You may refer to skin diseases like furuncle, pustule or carbuncle (mentionned by @JHCL).

Note that the carbuncle cup is a British award for the ugliest building.

For example, Woolwich Central was the "winner" of the 2014 Carbuncle Cup. enter image description here


An eyesore:

  • A thing that is very ugly, especially a building that disfigures a landscape.

(ODO)

also:

a blot on the landscape:

  • something such as an ​ugly ​building that ​spoils a ​pleasant ​view.

The expression architectural aberrations is also used:

(The New York Times)

Ngram: architectural aberrations


eyesore

A thing that is very ugly, especially a building

http://www.oxforddictionaries.com/definition/english/eyesore


There is the term Brutalist, which strictly covered only such buildings built in the period between the 1950s and the mid-1970s, but which has since become genericised (and lost the capital letter). Wikipedia is, as usual nowadays, spot on:

Brutalist architecture is a movement in architecture that flourished from the 1950s to the mid-1970s, descending from the modernist architectural movement of the early 20th century. The term originates from the French word for "raw" in the term used by Le Corbusier to describe his choice of material béton brut (raw concrete). British architectural critic Reyner Banham adapted the term into "brutalism" (originally "New Brutalism") to identify the emerging style.

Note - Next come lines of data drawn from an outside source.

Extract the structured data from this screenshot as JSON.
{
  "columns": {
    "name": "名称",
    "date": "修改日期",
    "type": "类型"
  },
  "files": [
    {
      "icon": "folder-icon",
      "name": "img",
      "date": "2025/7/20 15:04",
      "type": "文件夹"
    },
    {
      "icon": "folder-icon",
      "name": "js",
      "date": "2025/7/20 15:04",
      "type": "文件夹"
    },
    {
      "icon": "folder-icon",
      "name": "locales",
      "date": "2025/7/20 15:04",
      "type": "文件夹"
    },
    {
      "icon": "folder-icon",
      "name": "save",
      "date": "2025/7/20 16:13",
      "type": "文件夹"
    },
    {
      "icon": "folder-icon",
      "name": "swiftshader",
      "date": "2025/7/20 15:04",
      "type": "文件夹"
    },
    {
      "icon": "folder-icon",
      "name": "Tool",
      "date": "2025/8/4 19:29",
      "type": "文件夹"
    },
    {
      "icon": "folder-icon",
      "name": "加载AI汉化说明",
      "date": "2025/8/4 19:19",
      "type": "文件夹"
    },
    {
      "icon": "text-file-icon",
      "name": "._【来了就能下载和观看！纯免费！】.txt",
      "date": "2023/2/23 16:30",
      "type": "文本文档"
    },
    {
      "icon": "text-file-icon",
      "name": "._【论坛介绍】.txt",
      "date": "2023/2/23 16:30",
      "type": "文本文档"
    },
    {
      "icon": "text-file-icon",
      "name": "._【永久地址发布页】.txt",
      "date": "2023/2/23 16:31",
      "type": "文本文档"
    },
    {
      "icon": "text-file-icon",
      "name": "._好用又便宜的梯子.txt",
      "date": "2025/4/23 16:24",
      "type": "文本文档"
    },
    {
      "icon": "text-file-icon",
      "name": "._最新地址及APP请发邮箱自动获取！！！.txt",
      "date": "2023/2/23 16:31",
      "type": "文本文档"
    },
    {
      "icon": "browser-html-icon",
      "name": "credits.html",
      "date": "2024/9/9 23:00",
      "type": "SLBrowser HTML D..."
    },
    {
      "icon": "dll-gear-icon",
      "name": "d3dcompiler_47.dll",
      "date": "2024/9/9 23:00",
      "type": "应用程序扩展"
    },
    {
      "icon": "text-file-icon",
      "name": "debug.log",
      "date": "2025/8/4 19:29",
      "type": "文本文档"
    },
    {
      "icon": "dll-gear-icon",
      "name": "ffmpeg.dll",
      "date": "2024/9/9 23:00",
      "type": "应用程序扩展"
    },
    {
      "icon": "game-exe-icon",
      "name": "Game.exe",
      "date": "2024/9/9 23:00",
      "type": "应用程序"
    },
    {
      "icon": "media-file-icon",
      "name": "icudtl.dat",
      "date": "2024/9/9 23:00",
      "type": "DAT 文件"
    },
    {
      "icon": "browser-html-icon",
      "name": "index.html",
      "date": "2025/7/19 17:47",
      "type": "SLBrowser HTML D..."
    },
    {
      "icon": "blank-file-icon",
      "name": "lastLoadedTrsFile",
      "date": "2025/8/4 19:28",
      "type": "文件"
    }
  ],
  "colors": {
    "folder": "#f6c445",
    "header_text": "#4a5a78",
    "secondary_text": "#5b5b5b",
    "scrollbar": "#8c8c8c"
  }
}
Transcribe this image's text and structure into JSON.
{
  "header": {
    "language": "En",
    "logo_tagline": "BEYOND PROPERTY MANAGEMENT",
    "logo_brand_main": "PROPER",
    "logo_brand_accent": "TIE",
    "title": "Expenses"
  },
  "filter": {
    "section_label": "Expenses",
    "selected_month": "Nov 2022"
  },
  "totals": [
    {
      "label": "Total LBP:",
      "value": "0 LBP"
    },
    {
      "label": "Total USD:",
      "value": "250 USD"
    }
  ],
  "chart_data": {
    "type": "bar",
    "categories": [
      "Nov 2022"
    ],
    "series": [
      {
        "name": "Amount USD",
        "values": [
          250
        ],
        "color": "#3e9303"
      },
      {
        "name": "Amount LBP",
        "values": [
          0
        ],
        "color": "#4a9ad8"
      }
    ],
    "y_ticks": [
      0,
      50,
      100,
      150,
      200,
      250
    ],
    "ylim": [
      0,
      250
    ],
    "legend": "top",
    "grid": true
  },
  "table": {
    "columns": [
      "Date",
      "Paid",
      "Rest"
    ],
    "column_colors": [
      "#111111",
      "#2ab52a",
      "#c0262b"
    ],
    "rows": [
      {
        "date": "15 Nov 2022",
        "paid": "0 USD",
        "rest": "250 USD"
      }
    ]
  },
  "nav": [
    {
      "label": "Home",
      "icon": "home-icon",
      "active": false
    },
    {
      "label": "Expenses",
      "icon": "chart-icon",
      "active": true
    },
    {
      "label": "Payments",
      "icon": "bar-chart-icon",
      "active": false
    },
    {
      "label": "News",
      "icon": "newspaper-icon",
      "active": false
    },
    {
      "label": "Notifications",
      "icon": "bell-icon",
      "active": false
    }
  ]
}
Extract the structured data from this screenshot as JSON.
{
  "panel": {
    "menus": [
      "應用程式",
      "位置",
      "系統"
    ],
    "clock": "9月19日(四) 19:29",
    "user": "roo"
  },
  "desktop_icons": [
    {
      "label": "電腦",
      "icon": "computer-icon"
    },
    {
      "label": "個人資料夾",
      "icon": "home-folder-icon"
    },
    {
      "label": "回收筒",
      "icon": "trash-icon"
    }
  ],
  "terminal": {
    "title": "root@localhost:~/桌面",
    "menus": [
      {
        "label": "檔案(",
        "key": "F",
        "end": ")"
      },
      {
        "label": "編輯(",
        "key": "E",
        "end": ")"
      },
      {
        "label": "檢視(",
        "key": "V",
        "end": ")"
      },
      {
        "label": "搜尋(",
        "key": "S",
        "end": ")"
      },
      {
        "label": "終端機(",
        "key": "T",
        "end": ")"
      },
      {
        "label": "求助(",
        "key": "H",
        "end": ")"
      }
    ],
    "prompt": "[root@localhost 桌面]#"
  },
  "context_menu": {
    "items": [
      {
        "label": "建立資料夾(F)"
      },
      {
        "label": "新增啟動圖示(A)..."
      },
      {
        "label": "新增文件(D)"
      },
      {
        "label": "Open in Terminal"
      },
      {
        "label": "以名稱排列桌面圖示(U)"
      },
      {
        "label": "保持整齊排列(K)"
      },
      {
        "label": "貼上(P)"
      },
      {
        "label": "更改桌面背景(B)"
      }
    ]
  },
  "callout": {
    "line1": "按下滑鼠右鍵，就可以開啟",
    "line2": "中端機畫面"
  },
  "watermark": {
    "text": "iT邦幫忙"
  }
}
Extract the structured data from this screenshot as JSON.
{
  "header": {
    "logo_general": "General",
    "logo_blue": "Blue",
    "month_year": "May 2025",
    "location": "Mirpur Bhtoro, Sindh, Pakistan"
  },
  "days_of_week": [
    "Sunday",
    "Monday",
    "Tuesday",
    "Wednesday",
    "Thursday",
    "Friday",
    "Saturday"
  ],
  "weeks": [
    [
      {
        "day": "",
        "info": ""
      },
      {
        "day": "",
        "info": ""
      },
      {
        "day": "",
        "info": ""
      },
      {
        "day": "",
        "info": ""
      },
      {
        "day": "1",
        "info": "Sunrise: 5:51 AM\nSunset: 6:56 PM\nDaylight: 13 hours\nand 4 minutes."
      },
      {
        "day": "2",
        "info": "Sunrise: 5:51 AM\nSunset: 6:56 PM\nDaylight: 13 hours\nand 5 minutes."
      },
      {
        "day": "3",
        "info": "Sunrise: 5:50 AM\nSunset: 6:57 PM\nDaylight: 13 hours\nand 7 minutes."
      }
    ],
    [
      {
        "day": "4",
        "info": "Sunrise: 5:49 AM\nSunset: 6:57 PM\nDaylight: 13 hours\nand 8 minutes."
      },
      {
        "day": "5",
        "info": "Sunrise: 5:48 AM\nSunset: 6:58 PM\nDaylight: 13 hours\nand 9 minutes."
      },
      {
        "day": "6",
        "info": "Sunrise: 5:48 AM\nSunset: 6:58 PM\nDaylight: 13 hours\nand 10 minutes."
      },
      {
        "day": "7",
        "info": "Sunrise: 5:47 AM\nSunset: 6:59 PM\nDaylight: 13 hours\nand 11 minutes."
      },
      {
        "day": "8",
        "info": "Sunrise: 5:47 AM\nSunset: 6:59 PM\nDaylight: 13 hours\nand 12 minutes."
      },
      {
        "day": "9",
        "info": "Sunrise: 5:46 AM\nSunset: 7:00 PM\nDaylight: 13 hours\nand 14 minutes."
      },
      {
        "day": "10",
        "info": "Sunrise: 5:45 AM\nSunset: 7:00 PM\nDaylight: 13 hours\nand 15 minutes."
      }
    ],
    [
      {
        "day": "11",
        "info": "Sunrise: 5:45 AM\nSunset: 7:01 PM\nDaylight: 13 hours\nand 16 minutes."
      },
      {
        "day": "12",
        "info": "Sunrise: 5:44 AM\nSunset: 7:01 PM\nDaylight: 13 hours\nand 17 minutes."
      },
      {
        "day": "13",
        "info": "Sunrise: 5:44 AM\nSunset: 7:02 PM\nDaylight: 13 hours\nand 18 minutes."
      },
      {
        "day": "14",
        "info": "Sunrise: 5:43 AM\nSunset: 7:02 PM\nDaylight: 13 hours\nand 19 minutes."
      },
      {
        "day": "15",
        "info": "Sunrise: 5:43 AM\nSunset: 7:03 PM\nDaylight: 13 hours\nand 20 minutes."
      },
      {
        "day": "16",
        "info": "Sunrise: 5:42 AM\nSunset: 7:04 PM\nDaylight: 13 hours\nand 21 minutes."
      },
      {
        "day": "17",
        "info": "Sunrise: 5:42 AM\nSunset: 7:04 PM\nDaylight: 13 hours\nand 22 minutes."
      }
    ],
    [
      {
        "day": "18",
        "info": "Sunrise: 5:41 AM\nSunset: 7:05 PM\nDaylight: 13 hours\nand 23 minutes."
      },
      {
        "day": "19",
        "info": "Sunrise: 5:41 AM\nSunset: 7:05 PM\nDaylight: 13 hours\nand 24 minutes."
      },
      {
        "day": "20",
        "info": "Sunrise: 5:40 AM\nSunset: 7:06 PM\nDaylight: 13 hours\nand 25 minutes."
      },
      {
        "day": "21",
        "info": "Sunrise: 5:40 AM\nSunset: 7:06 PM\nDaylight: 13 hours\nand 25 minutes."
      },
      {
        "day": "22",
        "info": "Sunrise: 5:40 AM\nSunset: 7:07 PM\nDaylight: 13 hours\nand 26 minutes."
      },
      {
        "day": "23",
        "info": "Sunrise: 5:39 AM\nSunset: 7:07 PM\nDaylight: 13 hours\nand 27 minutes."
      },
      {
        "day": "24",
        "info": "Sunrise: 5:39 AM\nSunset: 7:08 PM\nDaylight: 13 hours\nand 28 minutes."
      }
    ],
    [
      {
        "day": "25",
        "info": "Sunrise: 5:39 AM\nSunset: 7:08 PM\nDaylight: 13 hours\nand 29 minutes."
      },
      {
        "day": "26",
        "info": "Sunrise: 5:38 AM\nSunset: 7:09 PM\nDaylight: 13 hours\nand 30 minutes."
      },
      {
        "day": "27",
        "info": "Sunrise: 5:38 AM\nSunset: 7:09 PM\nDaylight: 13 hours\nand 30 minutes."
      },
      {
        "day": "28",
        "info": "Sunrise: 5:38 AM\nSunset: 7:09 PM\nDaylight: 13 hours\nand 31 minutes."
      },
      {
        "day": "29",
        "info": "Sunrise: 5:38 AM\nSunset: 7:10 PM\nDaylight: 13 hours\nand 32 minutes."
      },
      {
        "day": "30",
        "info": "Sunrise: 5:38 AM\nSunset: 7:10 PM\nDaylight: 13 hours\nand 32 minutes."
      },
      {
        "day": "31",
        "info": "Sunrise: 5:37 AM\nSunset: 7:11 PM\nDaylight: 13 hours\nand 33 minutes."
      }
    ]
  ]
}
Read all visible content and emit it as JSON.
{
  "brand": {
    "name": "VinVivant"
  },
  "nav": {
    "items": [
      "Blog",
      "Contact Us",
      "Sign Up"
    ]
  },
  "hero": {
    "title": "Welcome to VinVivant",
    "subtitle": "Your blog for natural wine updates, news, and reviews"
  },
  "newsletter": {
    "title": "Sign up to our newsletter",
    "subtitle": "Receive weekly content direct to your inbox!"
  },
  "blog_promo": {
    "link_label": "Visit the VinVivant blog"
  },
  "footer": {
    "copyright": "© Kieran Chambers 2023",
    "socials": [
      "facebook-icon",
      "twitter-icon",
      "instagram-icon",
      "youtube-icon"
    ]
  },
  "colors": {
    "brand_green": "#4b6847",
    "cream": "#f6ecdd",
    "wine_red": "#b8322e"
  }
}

Brutalism became popular with governmental and institutional clients, with numerous examples in Britain, France, Germany, Japan, the United States, Canada, Brazil, the Philippines, Israel and Australia. Examples are typically massive in character (even when not large), fortress-like, with a predominance of exposed concrete construction, or in the case of the "brick brutalists," ruggedly combine detailed brickwork and concrete. There is often an emphasis on graphically expressing in the external elevations and in the whole-site architectural plan the main functions and people-flows of the buildings. Brutalism became popular for educational buildings (especially university buildings), but was relatively rare for corporate projects. Brutalism became favoured for many government projects, high-rise housing, and shopping centres to create an architectural image that communicated strength, functionality, and frank expression of materiality.

In its ruggedness and lack of concern to look comfortable or easy, Brutalism can be seen as a reaction by a younger generation to the lightness, optimism, and frivolity of some 1930s and 1940s architecture. In one critical appraisal by Banham, Brutalism was posited not as a style but as the expression of an atmosphere among architects of moral seriousness. "Brutalism" as an architectural critical term was not always consistently used by critics; architects themselves usually avoided using it altogether. More recently, "brutalism" has become used in popular discourse to refer to buildings of the late twentieth century that are large or unpopular – as a synonym for "brutal."